Diagnostic
Tests For Ankylosing Spondylitis Blood tests show a moderate elevation
of the ESR (sedimentation rate), the C-reactive protein and serum immunoglobulin
levels. Tests for RF or ANA titers are negative. As stated before, the HLA-B27 test is often positive.
However, this test is more reliable when it is negative as in this case it then
helps to exclude ankylosing spondylitis. X-rays of the sacroiliac joints show
very specific changes. These changes characteristic for ankylosing spondylitis
occur even in the earlier disease process and are made more reliable by employing
CT scans or MRI scans where more detail can be seen. Typical X-rays of the lumbar
spine occur later in the disease and the "bamboo spine" happens only
in a few advanced cases of ankylosing spondylitis after about 10 years of the
disease (Ref. 2, p. 446). Psoriatic arthritis
Psoriatic arthritis and the other spondyloarthropathies have other signs
that go along with the disease. For instance, with psoriatic arthritis signs such
as psoriasis plaques on the skin and pitting of nails that are typical for psoriasis
will often also be present at the same time. With the bowel diseases of Crohns
disease and ulcerative colitis
the other bowel signs are present that have been described under these links. Reiter's
syndrome
This
is a multifaceted disease where arthritis develops after a genitourinary or gastrointestinal
infection.
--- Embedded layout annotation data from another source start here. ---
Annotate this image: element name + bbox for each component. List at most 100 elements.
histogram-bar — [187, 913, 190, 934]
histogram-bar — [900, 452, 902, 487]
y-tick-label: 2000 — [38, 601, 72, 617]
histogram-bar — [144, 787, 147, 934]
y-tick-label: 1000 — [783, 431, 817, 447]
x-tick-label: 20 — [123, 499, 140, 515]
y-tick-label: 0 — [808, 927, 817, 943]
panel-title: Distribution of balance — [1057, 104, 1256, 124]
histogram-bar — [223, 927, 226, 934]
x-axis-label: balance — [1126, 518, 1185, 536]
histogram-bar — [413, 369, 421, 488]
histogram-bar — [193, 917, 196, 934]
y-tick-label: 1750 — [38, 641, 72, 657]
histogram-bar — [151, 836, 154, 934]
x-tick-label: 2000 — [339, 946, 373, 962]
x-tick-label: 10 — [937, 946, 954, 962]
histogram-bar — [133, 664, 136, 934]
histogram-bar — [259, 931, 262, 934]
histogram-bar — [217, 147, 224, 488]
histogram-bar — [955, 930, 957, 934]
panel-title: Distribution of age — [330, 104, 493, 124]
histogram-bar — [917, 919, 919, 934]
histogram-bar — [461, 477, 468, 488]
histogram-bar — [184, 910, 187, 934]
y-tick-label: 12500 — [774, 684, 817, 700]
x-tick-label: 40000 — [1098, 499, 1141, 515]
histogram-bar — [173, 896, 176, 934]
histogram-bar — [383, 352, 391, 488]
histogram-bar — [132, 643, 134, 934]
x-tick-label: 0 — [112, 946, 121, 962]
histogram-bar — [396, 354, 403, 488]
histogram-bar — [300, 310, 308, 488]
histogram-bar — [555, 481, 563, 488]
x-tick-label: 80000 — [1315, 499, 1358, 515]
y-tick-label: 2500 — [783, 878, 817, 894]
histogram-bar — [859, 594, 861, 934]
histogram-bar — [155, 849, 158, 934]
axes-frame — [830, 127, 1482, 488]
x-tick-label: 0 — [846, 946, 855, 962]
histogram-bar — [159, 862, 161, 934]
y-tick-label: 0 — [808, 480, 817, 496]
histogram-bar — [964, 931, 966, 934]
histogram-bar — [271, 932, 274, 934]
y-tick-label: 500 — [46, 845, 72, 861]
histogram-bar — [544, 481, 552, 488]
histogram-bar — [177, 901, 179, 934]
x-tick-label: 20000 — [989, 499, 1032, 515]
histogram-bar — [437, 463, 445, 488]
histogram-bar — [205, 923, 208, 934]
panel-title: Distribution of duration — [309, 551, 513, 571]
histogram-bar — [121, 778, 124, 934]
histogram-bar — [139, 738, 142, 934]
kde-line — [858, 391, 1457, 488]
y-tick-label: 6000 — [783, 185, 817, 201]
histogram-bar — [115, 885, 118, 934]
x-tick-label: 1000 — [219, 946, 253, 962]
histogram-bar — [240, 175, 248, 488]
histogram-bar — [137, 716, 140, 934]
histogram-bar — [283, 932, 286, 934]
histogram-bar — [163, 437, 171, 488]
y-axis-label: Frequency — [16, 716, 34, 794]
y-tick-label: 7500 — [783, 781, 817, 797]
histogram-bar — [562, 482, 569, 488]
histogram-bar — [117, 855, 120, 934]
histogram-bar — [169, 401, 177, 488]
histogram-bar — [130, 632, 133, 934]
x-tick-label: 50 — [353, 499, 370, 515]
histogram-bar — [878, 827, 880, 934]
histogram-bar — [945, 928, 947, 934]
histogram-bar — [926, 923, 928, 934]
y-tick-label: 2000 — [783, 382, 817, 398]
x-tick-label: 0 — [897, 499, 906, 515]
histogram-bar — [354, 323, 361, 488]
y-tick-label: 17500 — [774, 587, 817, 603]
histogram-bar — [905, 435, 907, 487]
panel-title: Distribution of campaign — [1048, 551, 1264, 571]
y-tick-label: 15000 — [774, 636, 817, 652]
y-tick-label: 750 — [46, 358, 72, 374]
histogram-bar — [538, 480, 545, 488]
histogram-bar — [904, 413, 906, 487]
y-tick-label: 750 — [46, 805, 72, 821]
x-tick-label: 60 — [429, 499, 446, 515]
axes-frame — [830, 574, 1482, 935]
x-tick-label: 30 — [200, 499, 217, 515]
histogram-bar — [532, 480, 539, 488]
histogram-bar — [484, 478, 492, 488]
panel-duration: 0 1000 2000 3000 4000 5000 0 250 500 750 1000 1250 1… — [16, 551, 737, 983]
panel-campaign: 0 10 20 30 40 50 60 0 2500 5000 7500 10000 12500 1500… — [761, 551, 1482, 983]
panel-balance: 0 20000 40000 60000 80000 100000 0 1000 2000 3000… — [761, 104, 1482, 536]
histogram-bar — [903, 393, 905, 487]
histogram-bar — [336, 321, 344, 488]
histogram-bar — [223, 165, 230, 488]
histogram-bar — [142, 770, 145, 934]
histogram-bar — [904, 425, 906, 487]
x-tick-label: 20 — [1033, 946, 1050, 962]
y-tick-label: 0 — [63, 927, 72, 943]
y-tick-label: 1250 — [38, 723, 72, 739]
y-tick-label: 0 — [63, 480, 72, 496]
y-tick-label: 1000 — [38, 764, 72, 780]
The typical constellation of symptoms is a symptom constellation of
urethritis (inflammation of the urethra) or cervicitis (inflammation of the cervical
canal), conjunctivitis, mucous membrane and skin lesions as well as arthritis.
In the past when it was difficult to detect Chlamydia strains, it was thought
that Reiter's syndrome would be non infectious. However, now the thinking on this
has changed.What is known is that patients who develop Reiter's syndrome
are genetically found to have a high incidence of 70% to 95% of the HLA-B27 tissue
antigen. This may make them more susceptible to the strains of bacteria from sexually
transmitted diseases or gastrointestinal infections that are found in these patients
with more sensitive culture methods. Two major groups of patients have been identified
among the Reiter's syndrome patients. One group are mostly men in the 20 to 40
age group who develop the symptoms following genital infections with Chlamydia
trachomatis. Another group where men and women are equally affected is the dysenteric
form. This occurs after diarrhea from bacterial enteric infections, likely because
of a weakened immune system in association with the HLA-B27 tissue antigen (Ref.
2). Common bacteria associated with the dysenteric form are Shigella, Yersinia,
Salmonella, Campylobacter and Chlamydia. Reactive arthritis This is the
name used to describe that certain infectious diseases develop a concomitant arthritis,
but no bacteria can be found in the affected joint. It seems to be like a sympathetic
reaction, likely due to immune complexes that react with the affected joints.
There is an overlap with the dysenteric form of Reiter's syndrome. Other serious
infections that are associated with reactive arthritis are meningitis, pneumonia
with Chlamydia pneumoniae, diarrhea with enterotoxigenic strains of E. coli and
AIDS infection (due to HIV virus), just to mention a few examples. Appropriate
blood tests and cultures have to be taken in these cases.